Suddenly U.S. Army soldiers began to arrive at their mobile-home park, Azure Views, in Sunrise Valley, Nevada. Lots of soldiers. A full convoy of U.S. jeeps and trucks came bouncing up the dirt road they lived on, and stopped abruptly. Troops poured out of the vehicles. The soldiers were heavily armed. They definitely meant business.

“What in the name of sweet Jesus is going on?” asked Dougie, who was currently on disability from the Cortey Mine outside Wells and was still trying to get used to the domestic scene. But Dougie knew that he was failing pretty badly. He was almost always depressed, always grumpy and mean-spirited, and always short with poor Frances and the kids.

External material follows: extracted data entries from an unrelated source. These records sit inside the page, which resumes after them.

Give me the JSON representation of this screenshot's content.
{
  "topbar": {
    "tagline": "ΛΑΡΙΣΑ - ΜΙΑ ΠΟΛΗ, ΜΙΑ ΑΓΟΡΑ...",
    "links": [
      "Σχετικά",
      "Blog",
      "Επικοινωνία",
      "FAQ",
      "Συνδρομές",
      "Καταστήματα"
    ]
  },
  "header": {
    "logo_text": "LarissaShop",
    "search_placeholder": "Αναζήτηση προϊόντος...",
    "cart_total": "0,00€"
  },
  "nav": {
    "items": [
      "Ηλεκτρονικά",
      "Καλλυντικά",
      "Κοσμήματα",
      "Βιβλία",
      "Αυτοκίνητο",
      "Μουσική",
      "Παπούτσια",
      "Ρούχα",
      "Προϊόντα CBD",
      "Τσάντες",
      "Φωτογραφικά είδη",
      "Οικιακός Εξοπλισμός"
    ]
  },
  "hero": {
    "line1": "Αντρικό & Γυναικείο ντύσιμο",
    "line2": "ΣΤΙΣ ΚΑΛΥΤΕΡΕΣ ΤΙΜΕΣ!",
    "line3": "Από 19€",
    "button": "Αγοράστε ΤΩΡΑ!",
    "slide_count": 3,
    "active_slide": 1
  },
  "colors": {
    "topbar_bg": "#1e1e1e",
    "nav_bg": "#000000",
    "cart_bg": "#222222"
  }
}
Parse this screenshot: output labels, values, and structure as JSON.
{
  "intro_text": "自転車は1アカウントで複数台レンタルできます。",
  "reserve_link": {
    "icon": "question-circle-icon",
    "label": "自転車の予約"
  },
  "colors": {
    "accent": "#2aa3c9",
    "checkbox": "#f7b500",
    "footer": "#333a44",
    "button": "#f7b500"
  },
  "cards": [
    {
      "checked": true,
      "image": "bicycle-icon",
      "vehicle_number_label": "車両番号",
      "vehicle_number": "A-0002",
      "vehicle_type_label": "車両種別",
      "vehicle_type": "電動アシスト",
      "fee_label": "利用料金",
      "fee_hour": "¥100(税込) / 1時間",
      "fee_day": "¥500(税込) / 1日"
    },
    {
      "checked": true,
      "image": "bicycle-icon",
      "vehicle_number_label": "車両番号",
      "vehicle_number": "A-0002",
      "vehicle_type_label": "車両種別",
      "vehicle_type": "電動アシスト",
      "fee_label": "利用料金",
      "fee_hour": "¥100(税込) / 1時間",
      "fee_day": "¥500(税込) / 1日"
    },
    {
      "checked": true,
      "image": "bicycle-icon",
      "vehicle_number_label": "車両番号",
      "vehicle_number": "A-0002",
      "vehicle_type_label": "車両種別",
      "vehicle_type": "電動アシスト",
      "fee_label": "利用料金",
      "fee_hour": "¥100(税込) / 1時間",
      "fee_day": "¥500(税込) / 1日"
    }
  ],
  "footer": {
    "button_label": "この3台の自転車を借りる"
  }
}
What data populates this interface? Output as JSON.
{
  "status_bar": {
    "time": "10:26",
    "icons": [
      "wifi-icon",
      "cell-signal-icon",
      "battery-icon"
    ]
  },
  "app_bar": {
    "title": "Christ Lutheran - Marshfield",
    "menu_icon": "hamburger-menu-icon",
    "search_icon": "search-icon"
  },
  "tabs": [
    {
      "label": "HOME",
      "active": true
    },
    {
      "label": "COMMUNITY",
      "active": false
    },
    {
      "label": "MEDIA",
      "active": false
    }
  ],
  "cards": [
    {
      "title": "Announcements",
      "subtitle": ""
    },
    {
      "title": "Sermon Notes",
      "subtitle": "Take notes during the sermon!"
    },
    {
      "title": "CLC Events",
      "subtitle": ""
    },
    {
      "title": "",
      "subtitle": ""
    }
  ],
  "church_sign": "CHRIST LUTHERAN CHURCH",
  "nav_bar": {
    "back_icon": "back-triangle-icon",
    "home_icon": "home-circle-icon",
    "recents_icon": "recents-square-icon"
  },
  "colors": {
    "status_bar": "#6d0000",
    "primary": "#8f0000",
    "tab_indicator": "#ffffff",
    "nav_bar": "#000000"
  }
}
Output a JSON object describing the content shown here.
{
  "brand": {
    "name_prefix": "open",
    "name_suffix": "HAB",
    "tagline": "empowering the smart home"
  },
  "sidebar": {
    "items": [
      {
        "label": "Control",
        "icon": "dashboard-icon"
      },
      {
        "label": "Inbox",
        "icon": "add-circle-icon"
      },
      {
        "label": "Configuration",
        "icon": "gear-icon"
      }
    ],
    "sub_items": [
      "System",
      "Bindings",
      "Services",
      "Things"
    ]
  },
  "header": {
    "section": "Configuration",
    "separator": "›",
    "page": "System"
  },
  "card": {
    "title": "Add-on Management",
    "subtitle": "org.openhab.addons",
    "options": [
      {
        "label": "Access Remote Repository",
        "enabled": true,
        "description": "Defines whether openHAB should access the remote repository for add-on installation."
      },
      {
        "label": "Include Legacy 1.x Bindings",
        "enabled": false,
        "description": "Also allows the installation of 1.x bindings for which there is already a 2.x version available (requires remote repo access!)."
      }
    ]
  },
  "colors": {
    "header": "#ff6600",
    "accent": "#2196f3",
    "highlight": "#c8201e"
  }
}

Dougie noticed that the soldier boys and girls climbing out of their trucks were outfitted in battle dress uniform: leather boots, camouflage pants, olive T-shirts—the whole kit and caboodle, as if this were Iraq and not the ass end of Nevada. They carried M-16 rifles and ran toward the closest trailers with muzzles raised. Some of the soldiers even looked scared themselves.

The desert wind was blowing pretty good, and their voices carried all the way to the Puslowskis’ clothesline. Frances and Dougie clearly heard “We’re evacuating the town! This is an emergency situation. Everyone has to leave their houses now! Now, people!”

Frances Puslowski had the presence of mind to notice that all the soldiers were pretty much saying the same thing, as if they had rehearsed it, and that their tight, solemn faces sure showed that they wouldn’t take no for an answer. The Puslowskis’ three-hundred-odd neighbors—some of them very odd—were already leaving their mobile homes, complaining about it but definitely doing as they were told.